Agricultural electricity installed in the ground has a minimal effect on the carbon-water cycle of meadows



A US-Spanish research team investigated the ecological impact of a solar power system placed on a managed meadow using a hydraulic and soil hydrological model and field measurements. They found a minimal effect on plant carbon-water cycling, which they attributed to the plants’ photosynthetic properties changing to take advantage of the dynamic shading beneath the panels.

An international research group has studied the effect of ground-mounted solar power plants on meadows and found that they have a negligible effect on the carbon-water cycle of meadows.

The scientists also tried to answer questions about the water retention capacity and sustainability of the grassland ecosystem against weather conditions such as drought or heat waves, but the answer to this was not clear at the end of the study.

“We certainly did not find that the agrovoltaic array increased grassland resilience against drought,” said lead author Steven A. Kannenberg. pv magazine. “However, as noted in the paper, I would like to clarify the possibility that this is because the design of the model does not allow the grass to die back and then regrow after a drought, which is commonly observed in nature.”

To learn more about the effect of reduced light availability caused by solar photovoltaic systems on grassland photosynthesis, the researchers used a combination of field measurements and an established model of plant hydraulics and soil hydrology to simulate grassland physiology and hourly carbon-water fluxes. Over the course of 23 years.

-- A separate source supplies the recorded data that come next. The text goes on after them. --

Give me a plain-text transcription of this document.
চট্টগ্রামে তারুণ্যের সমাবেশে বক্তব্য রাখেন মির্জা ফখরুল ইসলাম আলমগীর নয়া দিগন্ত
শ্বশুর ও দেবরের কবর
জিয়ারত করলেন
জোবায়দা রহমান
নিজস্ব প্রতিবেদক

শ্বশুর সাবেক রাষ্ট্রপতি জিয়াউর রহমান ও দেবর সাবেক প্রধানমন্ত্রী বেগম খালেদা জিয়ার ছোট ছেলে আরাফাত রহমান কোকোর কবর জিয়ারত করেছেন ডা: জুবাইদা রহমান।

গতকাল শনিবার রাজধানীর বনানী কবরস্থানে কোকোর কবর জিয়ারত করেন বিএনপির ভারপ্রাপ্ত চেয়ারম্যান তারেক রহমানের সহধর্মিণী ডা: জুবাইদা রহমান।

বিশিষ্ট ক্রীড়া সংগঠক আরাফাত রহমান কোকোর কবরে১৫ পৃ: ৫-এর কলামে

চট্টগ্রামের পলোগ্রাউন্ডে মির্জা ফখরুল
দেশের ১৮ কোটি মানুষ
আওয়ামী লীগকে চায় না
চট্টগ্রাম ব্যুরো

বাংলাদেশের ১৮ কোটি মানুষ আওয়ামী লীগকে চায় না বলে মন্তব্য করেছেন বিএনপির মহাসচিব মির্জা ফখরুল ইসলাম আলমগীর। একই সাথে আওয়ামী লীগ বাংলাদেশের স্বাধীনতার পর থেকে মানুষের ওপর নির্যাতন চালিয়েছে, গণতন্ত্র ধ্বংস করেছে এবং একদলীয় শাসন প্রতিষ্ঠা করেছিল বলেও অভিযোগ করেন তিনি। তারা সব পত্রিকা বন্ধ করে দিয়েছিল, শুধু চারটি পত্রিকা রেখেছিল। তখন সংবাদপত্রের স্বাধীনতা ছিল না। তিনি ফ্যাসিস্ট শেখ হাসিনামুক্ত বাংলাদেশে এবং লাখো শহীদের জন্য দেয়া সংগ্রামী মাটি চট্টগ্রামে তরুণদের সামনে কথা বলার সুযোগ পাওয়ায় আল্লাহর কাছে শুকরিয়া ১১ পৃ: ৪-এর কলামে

They found that although the agroelectric system reduced light availability by 38%, photosynthesis and aboveground primary productivity were reduced by 6–7%. Another measure analyzed by the researchers, evapotranspiration, showed a 1.3 percent decrease compared to a comparison country that did not have a solar power plant.

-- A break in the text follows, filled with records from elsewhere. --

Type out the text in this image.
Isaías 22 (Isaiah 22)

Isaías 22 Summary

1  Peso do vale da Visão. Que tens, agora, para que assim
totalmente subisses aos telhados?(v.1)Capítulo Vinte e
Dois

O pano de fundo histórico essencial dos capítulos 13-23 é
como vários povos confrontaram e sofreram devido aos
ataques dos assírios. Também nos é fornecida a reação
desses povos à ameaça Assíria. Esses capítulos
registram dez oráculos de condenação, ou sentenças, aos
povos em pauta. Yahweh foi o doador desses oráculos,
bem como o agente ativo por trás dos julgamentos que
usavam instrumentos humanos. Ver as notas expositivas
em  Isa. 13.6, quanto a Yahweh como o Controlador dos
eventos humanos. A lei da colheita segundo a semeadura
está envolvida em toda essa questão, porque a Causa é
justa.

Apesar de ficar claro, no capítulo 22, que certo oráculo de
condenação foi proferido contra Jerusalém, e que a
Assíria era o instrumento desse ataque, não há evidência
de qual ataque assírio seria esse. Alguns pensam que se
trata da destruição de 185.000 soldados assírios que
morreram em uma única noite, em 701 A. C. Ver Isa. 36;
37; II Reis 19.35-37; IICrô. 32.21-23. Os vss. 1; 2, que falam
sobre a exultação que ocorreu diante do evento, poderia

The grassland area in the study is dominated by smooth brome (Bromus inermis), a common C3 pasture grass, the researchers said. It is located in Colorado on an east-west oriented 1.2 MW plant equipped with single-axis tracking systems and mounted on a flat panel height of 1.8 meters and a row spacing of 5.2 meters. The magazine states that efforts have been made to minimize the effects on the soil and vegetation. For example, the land was not graded for installation.

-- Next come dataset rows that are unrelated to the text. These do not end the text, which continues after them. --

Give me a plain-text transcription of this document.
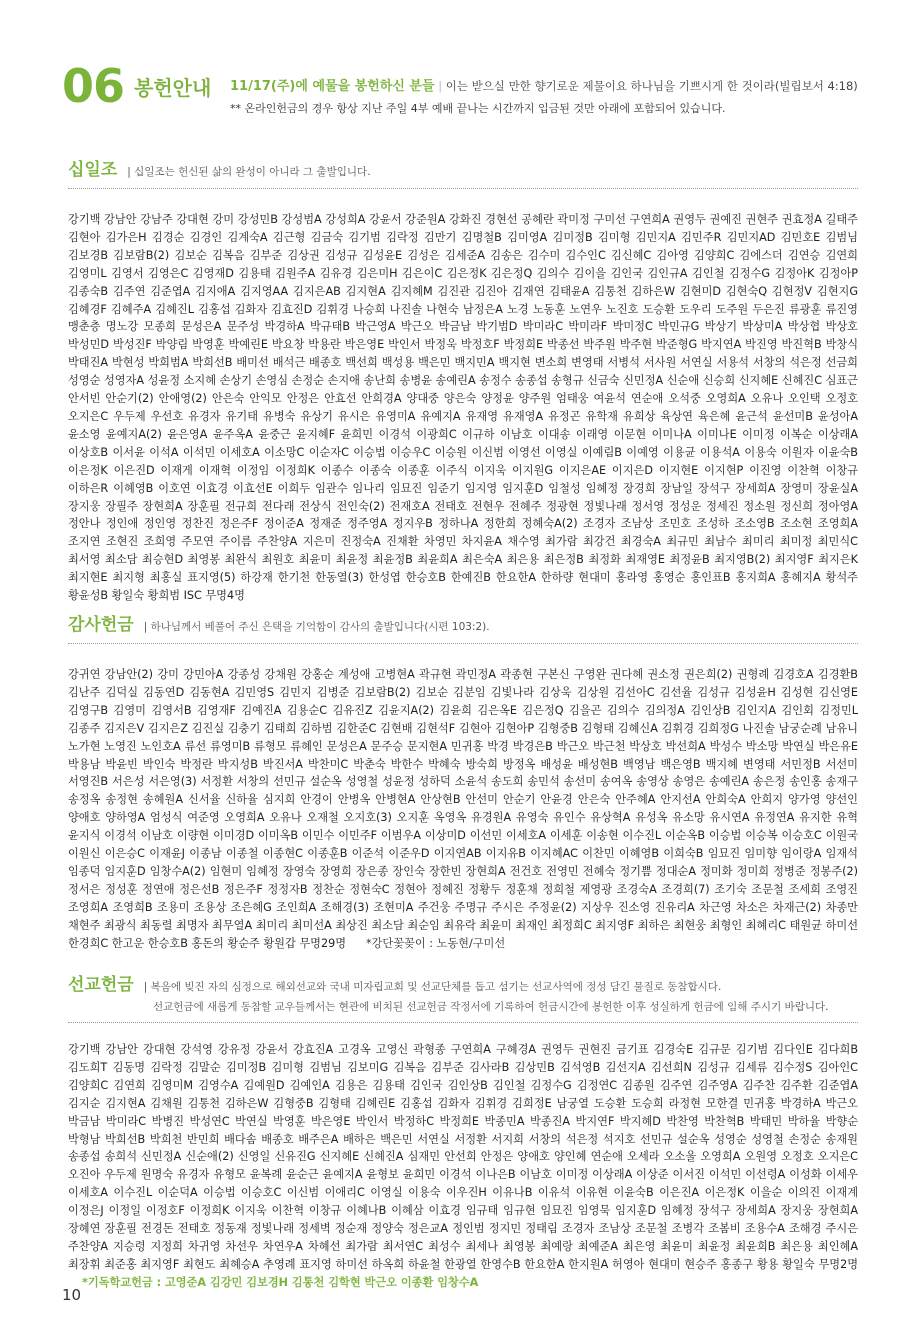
06 봉헌안내 11/17(주)에 예물을 봉헌하신 분들 | 이는 받으실 만한 향기로운 제물이요 하나님을 기쁘시게 한 것이라(빌립보서 4:18)
** 온라인헌금의 경우 항상 지난 주일 4부 예배 끝나는 시간까지 입금된 것만 아래에 포함되어 있습니다.
십일조 | 십일조는 헌신된 삶의 완성이 아니라 그 출발입니다.
강기백 강남안 강남주 강대현 강미 강성민B 강성범A 강성희A 강윤서 강준원A 강화진 경현선 공혜란 곽미정 구미선 구연희A 권영두 권예진 권현주 권효정A 길태주 김현아 김가은H 김경순 김경인 김계숙A 김근형 김금숙 김기범 김락정 김만기 김명철B 김미영A 김미정B 김미형 김민지A 김민주R 김민지AD 김민호E 김범님 김보경B 김보람B(2) 김보순 김복음 김부준 김상권 김성규 김성윤E 김성은 김세준A 김송은 김수미 김수인C 김신혜C 김아영 김양희C 김에스더 김연승 김연희 김영미L 김영서 김영은C 김영재D 김용태 김원주A 김유경 김은미H 김은이C 김은정K 김은정Q 김의수 김이을 김인국 김인규A 김인철 김정수G 김정아K 김정아P 김종숙B 김주연 김준엽A 김지애A 김지영AA 김지은AB 김지현A 김지혜M 김진관 김진아 김재연 김태윤A 김통천 김하은W 김현미D 김현숙Q 김현정V 김현지G 김혜경F 김혜주A 김혜진L 김홍섭 김화자 김효진D 김휘경 나승희 나진솔 나현숙 남정은A 노경 노동훈 노연우 노진호 도승환 도우리 도주원 두은진 류광훈 류진영 맹춘층 명노강 모종희 문성은A 문주성 박경하A 박규태B 박근영A 박근오 박금남 박기범D 박미라C 박미라F 박미정C 박민규G 박상기 박상미A 박상협 박상호 박성민D 박성진F 박양림 박영훈 박예린E 박요창 박용란 박은영E 박인서 박정욱 박정호F 박정희E 박종선 박주원 박주현 박준형G 박지연A 박진영 박진혁B 박창식 박태진A 박현성 박희범A 박희선B 배미선 배석근 배종호 백선희 백성용 백은민 백지민A 백지현 변소희 변영태 서병석 서사원 서연실 서용석 서창의 석은정 선금희 성영순 성영자A 성윤정 소지혜 손상기 손영심 손정순 손지애 송난희 송병윤 송예린A 송정수 송종섭 송형규 신금숙 신민정A 신순애 신승희 신지혜E 신혜진C 심표근 안서빈 안순기(2) 안애영(2) 안은숙 안익모 안정은 안효선 안희경A 양대중 양은숙 양정윤 양주원 엄태웅 여윤석 연순애 오석중 오영희A 오유나 오인택 오정호 오지은C 우두제 우선호 유경자 유기태 유병숙 유상기 유시은 유영미A 유예지A 유재영 유재영A 유정곤 유학재 유희상 육상연 육은혜 윤근석 윤선미B 윤성아A 윤소영 윤예지A(2) 윤은영A 윤주옥A 윤중근 윤지혜F 윤희민 이경석 이광희C 이규하 이남호 이대송 이래영 이문현 이미나A 이미나E 이미정 이복순 이상래A 이상호B 이서윤 이석A 이석민 이세호A 이소망C 이순자C 이승법 이승우C 이승원 이신범 이영선 이영실 이예림B 이예영 이용균 이용석A 이용숙 이원자 이윤숙B 이은정K 이은진D 이재게 이재혁 이정임 이정희K 이종수 이종숙 이종훈 이주식 이지욱 이지원G 이지은AE 이지은D 이지현E 이지현P 이진영 이찬혁 이창규 이하은R 이혜영B 이호연 이효경 이효선E 이희두 임관수 임나리 임묘진 임준기 임지영 임지훈D 임철성 임혜정 장경희 장남일 장석구 장세희A 장영미 장윤실A 장지웅 장필주 장현희A 장훈필 전규희 전다래 전상식 전인숙(2) 전재호A 전태호 전현우 전혜주 정광현 정빛나래 정서영 정성운 정세진 정소원 정신희 정아영A 정안나 정인애 정인영 정찬진 정은주F 정이준A 정재준 정주영A 정지우B 정하나A 정한희 정혜숙A(2) 조경자 조남상 조민호 조성하 조소영B 조소현 조영희A 조지연 조현진 조희영 주모연 주이름 주찬양A 지은미 진정숙A 진채환 차영민 차지윤A 채수영 최가람 최강건 최경숙A 최규민 최남수 최미리 최미정 최민식C 최서영 최소담 최승현D 최영봉 최완식 최원호 최윤미 최윤정 최윤정B 최윤희A 최은숙A 최은용 최은정B 최정화 최재영E 최정윤B 최지영B(2) 최지영F 최지은K 최지현E 최지형 최홍실 표지영(5) 하강재 한기천 한동열(3) 한성엽 한승호B 한예진B 한요한A 한하량 현대미 홍라영 홍영순 홍인표B 홍지희A 홍혜지A 황석주 황윤성B 황일숙 황희범 ISC 무명4명
감사헌금 | 하나님께서 베풀어 주신 은택을 기억함이 감사의 출발입니다(시편 103:2).
강귀연 강남안(2) 강미 강민아A 강종성 강채원 강홍순 계성애 고병현A 곽규현 곽민정A 곽종현 구본신 구영완 권다혜 권소정 권은희(2) 권형례 김경호A 김경환B 김난주 김덕실 김동연D 김동현A 김민영S 김민지 김병준 김보람B(2) 김보순 김분임 김빛나라 김상욱 김상원 김선아C 김선율 김성규 김성윤H 김성현 김신영E 김영구B 김영미 김영서B 김영재F 김예진A 김용순C 김유진Z 김윤지A(2) 김윤희 김은옥E 김은정Q 김을곤 김의수 김의정A 김인상B 김인지A 김인회 김정민L 김종주 김지은V 김지은Z 김진실 김충기 김태희 김하범 김한준C 김현배 김현석F 김현아 김현아P 김형중B 김형태 김혜신A 김휘경 김희정G 나진솔 남궁순례 남유니 노가현 노영진 노인호A 류선 류영미B 류형모 류혜인 문성은A 문주승 문지현A 민귀홍 박경 박경은B 박근오 박근천 박상호 박선희A 박성수 박소망 박연실 박은유E 박용남 박윤빈 박인숙 박정란 박지성B 박진서A 박찬미C 박춘숙 박한수 박혜숙 방숙희 방정옥 배성윤 배성현B 백영남 백은영B 백지혜 변영태 서민정B 서선미 서영진B 서은성 서은영(3) 서정환 서창의 선민규 설순옥 성영철 성윤정 성하덕 소윤석 송도희 송민석 송선미 송여옥 송영상 송영은 송예린A 송은정 송인홍 송재구 송정옥 송정현 송혜원A 신서율 신하율 심지희 안경이 안병옥 안병현A 안상현B 안선미 안순기 안윤경 안은숙 안주혜A 안지선A 안희숙A 안희지 양가영 양선인 양애호 양하영A 엄성식 여준영 오영희A 오유나 오재철 오지호(3) 오지훈 옥영옥 유경원A 유영숙 유인수 유상혁A 유성옥 유소망 유시연A 유정연A 유지한 유혁 윤지식 이경석 이남호 이량현 이미경D 이미옥B 이민수 이민주F 이범우A 이상미D 이선민 이세호A 이세훈 이송현 이수진L 이순옥B 이승법 이승복 이승호C 이원국 이원신 이은승C 이재윤J 이종남 이종철 이종현C 이종훈B 이준석 이준우D 이지연AB 이지유B 이지혜AC 이찬민 이혜영B 이희숙B 임묘진 임미향 임이랑A 임재석 임종덕 임지훈D 임창수A(2) 임현미 임혜정 장영숙 장영희 장은종 장인숙 장한빈 장현희A 전건호 전영민 전혜숙 정기쁨 정대순A 정미화 정미희 정병준 정봉주(2) 정서은 정성훈 정연애 정은선B 정은주F 정정자B 정찬순 정현숙C 정현아 정혜진 정황두 정훈채 정희철 제영광 조경숙A 조경희(7) 조기숙 조문철 조세희 조영진 조영희A 조영희B 조용미 조용상 조은혜G 조인희A 조해경(3) 조현미A 주건웅 주명규 주시은 주정윤(2) 지상우 진소영 진유리A 차근영 차소은 차재근(2) 차종만 채현주 최광식 최동렬 최명자 최무열A 최미리 최미선A 최상진 최소담 최순임 최유락 최윤미 최재인 최정희C 최지영F 최하은 최현웅 최형인 최혜리C 태원균 하미선 한경희C 한고운 한승호B 홍돈의 황순주 황원갑 무명29명 *강단꽃꽂이 : 노동현/구미선
선교헌금 | 복음에 빚진 자의 심정으로 해외선교와 국내 미자립교회 및 선교단체를 돕고 섬기는 선교사역에 정성 담긴 물질로 동참합시다.
선교헌금에 새롭게 동참할 교우들께서는 현관에 비치된 선교헌금 작정서에 기록하여 헌금시간에 봉헌한 이후 성실하게 헌금에 임해 주시기 바랍니다.
강기백 강남안 강대현 강석영 강유정 강윤서 강효진A 고경옥 고영신 곽형종 구연희A 구혜경A 권영두 권현진 금기표 김경숙E 김규문 김기범 김다인E 김다희B 김도희T 김동명 김락정 김말순 김미정B 김미형 김범님 김보미G 김복음 김부준 김사라B 김상민B 김석영B 김선지A 김선희N 김성규 김세류 김수정S 김아인C 김양희C 김연희 김영미M 김영수A 김예원D 김예인A 김용은 김용태 김인국 김인상B 김인철 김정수G 김정연C 김종원 김주연 김주영A 김주찬 김주환 김준엽A 김지순 김지현A 김채원 김통천 김하은W 김형중B 김형태 김혜린E 김홍섭 김화자 김휘경 김희정E 남궁열 도승환 도승희 라정현 모한결 민귀홍 박경하A 박근오 박금남 박미라C 박병진 박성연C 박연실 박영훈 박은영E 박인서 박정하C 박정희E 박종민A 박종진A 박지연F 박지혜D 박찬영 박찬혁B 박태민 박하율 박향순 박형남 박희선B 박희천 반민희 배다솜 배종호 배주은A 배하은 백은민 서연실 서정환 서지희 서창의 석은정 석지호 선민규 설순옥 성영순 성영철 손정순 송재원 송종섭 송희석 신민정A 신순애(2) 신영일 신유진G 신지혜E 신혜진A 심재민 안선희 안정은 양애호 양인혜 연순애 오세라 오소울 오영희A 오원영 오정호 오지은C 오진아 우두제 원명숙 유경자 유형모 윤복례 윤순근 윤예지A 윤형보 윤희민 이경석 이나은B 이남호 이미정 이상래A 이상준 이서진 이석민 이선령A 이성화 이세우 이세호A 이수진L 이순덕A 이승법 이승호C 이신범 이애리C 이영실 이용숙 이우진H 이유나B 이유석 이유현 이윤숙B 이은진A 이은정K 이을순 이의진 이재계 이정은J 이정일 이정호F 이정희K 이지욱 이찬혁 이창규 이혜나B 이혜삼 이효경 임규태 임규현 임묘진 임영묵 임지훈D 임혜정 장석구 장세희A 장지웅 장현희A 장혜연 장훈필 전경돈 전태호 정동재 정빛나래 정세벽 정순재 정양숙 정은교A 정인범 정지민 정태림 조경자 조남상 조문철 조병각 조봄비 조용수A 조해경 주시은 주찬양A 지승령 지정희 차귀영 차선우 차연우A 차혜선 최가람 최서연C 최성수 최세나 최영봉 최예랑 최예준A 최은영 최윤미 최윤정 최윤희B 최은용 최인혜A 최장휘 최준홍 최지영F 최현도 최혜승A 추영례 표지영 하미선 하옥희 하윤철 한광열 한영수B 한요한A 한지원A 허영아 현대미 현승주 홍종구 황용 황일숙 무명2명*기독학교헌금 : 고영준A 김강민 김보경H 김통천 김학현 박근오 이종환 임창수A
10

The researchers said the slight changes in the carbon-water cycle occurred largely because the photosynthetic capabilities of the plants under the solar panels changed to take advantage of the dynamic shading environment. They conclude that agricultural electrical systems can serve as a scalable way to expand solar energy production while maintaining ecosystem function in managed grasslands, especially in climates where water is more limiting to light.

“We plan to continue this research. This paper is one of the first of hopefully many to come out of the work done in Colorado. And we would always be interested in hearing about industry research on this topic,” said lead author Steven A. Kannenberg pv magazine.

The scientists presented their findings in the paper, “Solar system has little effect on carbon and water cycle in Grassland,” published in telecommunications environment. They come from Colorado State University and the Technical University of Madrid in Spain.

David is a passionate writer and researcher who specializes in solar energy. He has a strong background in engineering and environmental science, which gives him a deep understanding of the science behind solar power and its benefits. David writes about the latest developments in solar technology and provides practical advice for homeowners and businesses who are interested in switching to solar.